3. Laser treatment for glaucoma
Laser treatment for glaucoma is used in a variety of ways. Laser can be used for angle closure, when it is applied to form a tiny opening in the iris (known as an iridotomy), or laser is used to treat the ciliary body (either externally or internally), or laser can be applied to the drainage angle (selective laser trabeculoplasty) to lower eye pressure.
4. YAG laser iridotomy
Laser iridotomy is performed as a preventative measure against, or as treatment for, narrow angle glaucoma. It is a relatively simple treatment nowadays, with more modern lasers delivering very little energy (eg 20-30mJ) to make a tiny opening in the iris, tucked away under the upper lid. The iridotomy is usually positioned just to one side of the “12 o’clock” position, and in size it is less than 1mm in diameter. The laser treatment typically takes less than 5 minutes, although drops are given beforehand (pilocarpine drops) in most cases so that the laser opening is positioned as peripheral as possible, minimising glare symptoms. Recovery after YAG PI(peripheral iridotomy) is quick, typically 2-3 days. A short course of topical steroid drops after treatment helps to keep the eye comfortable as there can be some sensitivity to light for a few days after treatment.

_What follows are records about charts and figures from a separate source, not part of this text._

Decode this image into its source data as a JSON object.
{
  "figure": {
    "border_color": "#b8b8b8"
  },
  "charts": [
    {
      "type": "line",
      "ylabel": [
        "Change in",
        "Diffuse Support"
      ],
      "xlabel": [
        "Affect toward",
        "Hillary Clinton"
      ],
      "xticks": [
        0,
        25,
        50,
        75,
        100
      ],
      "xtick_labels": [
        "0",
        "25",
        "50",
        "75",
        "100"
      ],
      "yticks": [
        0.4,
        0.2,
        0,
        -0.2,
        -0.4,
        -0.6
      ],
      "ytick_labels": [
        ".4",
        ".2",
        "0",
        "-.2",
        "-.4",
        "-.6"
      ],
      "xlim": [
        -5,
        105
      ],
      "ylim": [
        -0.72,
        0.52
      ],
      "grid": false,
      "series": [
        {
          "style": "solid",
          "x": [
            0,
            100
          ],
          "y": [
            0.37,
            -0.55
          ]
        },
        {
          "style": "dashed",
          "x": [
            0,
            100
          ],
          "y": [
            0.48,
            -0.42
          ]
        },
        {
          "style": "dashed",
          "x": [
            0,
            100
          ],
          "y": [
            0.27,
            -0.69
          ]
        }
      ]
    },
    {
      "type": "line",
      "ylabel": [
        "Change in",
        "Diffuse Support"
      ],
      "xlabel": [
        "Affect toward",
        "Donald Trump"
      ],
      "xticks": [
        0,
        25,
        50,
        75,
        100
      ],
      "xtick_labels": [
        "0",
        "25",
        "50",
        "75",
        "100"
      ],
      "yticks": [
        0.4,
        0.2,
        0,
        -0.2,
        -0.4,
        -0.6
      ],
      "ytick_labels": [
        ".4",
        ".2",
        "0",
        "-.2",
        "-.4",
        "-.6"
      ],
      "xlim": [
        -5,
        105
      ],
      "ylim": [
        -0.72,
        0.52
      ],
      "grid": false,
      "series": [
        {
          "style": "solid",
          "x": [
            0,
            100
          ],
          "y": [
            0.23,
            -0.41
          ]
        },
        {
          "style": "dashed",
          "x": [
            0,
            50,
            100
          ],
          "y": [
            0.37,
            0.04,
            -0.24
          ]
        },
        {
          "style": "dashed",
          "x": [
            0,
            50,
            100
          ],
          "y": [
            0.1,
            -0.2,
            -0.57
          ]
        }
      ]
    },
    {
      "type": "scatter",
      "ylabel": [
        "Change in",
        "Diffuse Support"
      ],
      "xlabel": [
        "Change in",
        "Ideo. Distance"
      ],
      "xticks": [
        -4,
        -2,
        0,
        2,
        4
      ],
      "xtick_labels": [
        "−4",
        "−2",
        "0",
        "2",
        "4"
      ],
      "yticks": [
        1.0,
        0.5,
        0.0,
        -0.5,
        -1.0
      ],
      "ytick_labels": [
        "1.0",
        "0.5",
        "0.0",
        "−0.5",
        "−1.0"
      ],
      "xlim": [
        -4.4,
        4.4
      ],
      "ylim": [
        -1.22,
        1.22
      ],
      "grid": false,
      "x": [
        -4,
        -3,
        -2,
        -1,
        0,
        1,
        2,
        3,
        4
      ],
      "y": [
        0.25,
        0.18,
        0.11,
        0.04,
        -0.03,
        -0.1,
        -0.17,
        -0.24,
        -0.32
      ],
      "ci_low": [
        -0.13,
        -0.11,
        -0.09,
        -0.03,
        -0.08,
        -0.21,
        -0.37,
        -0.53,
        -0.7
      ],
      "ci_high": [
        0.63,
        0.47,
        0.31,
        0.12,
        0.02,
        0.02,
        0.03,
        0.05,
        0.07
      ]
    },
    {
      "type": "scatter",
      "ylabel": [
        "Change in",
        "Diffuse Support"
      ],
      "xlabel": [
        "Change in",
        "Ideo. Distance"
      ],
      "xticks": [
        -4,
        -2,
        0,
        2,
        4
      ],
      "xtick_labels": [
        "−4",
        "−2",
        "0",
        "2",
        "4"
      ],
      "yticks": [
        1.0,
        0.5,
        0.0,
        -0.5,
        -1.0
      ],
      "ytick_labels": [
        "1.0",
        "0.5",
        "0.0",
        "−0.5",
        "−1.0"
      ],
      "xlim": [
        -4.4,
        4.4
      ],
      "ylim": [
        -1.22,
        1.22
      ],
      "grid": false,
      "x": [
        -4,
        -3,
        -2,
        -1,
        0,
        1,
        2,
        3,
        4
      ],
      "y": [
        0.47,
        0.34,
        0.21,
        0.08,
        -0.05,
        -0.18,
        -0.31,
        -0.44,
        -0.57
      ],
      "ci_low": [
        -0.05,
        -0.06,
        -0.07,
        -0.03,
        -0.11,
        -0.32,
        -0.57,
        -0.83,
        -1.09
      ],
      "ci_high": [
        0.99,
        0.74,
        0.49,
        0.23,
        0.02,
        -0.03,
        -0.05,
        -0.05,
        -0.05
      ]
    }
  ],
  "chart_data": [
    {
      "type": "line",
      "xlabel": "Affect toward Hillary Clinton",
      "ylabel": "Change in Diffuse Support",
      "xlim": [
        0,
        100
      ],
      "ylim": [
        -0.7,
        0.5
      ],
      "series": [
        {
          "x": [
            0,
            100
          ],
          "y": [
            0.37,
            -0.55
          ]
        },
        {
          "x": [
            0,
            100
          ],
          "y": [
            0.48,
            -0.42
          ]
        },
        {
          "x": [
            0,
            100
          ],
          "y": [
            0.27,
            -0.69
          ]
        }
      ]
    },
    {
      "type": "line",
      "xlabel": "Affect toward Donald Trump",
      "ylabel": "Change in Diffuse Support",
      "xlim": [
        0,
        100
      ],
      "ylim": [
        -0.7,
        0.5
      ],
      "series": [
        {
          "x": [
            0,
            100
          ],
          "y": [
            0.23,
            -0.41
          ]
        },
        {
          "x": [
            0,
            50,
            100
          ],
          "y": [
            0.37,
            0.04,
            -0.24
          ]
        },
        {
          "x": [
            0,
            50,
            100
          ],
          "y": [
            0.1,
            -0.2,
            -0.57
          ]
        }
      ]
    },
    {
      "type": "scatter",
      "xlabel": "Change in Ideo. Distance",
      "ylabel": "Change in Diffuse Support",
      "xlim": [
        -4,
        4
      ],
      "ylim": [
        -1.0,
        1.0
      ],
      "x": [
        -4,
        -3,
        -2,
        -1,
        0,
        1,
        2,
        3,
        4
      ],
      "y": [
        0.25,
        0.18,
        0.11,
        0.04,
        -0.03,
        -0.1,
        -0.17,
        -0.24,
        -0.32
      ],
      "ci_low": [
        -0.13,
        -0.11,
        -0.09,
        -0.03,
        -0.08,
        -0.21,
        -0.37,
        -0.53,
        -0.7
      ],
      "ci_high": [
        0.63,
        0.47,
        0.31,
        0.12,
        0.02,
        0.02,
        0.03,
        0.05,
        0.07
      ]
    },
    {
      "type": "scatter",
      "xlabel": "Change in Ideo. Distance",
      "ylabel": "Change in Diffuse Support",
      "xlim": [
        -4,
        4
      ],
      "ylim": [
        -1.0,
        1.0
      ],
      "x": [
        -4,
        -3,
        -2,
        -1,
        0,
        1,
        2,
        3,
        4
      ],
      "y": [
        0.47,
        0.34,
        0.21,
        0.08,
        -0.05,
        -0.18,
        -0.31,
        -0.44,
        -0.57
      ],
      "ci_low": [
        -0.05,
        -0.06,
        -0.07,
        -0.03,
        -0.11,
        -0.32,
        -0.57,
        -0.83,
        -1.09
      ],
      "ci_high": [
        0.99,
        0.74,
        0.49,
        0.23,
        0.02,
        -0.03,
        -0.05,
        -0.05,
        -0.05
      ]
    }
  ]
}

5. Selective laser trabeculoplasty
SLT treatment lowers eye pressure by treating the drainage angle – the trabecular meshwork. It typically lowers IOP (eye pressure) by several points, and lasts for years in most cases. Like all treatments for glaucoma, the effect can wear off in time. This is important to understand, as in many chronic conditions (for example like arthritis) the treatments are aimed to prevent the situation from getting worse (in the case of glaucoma by lowering IOP to a safe level), rather than from curing the condition. Unfortunately, any field lost from glaucoma is invariably permanent, however the good news is that every point of IOP lowering makes the risk of progression of glaucoma lower. SLT also helps to reduce the fluctuations in eye pressure noted more so in glaucoma patients.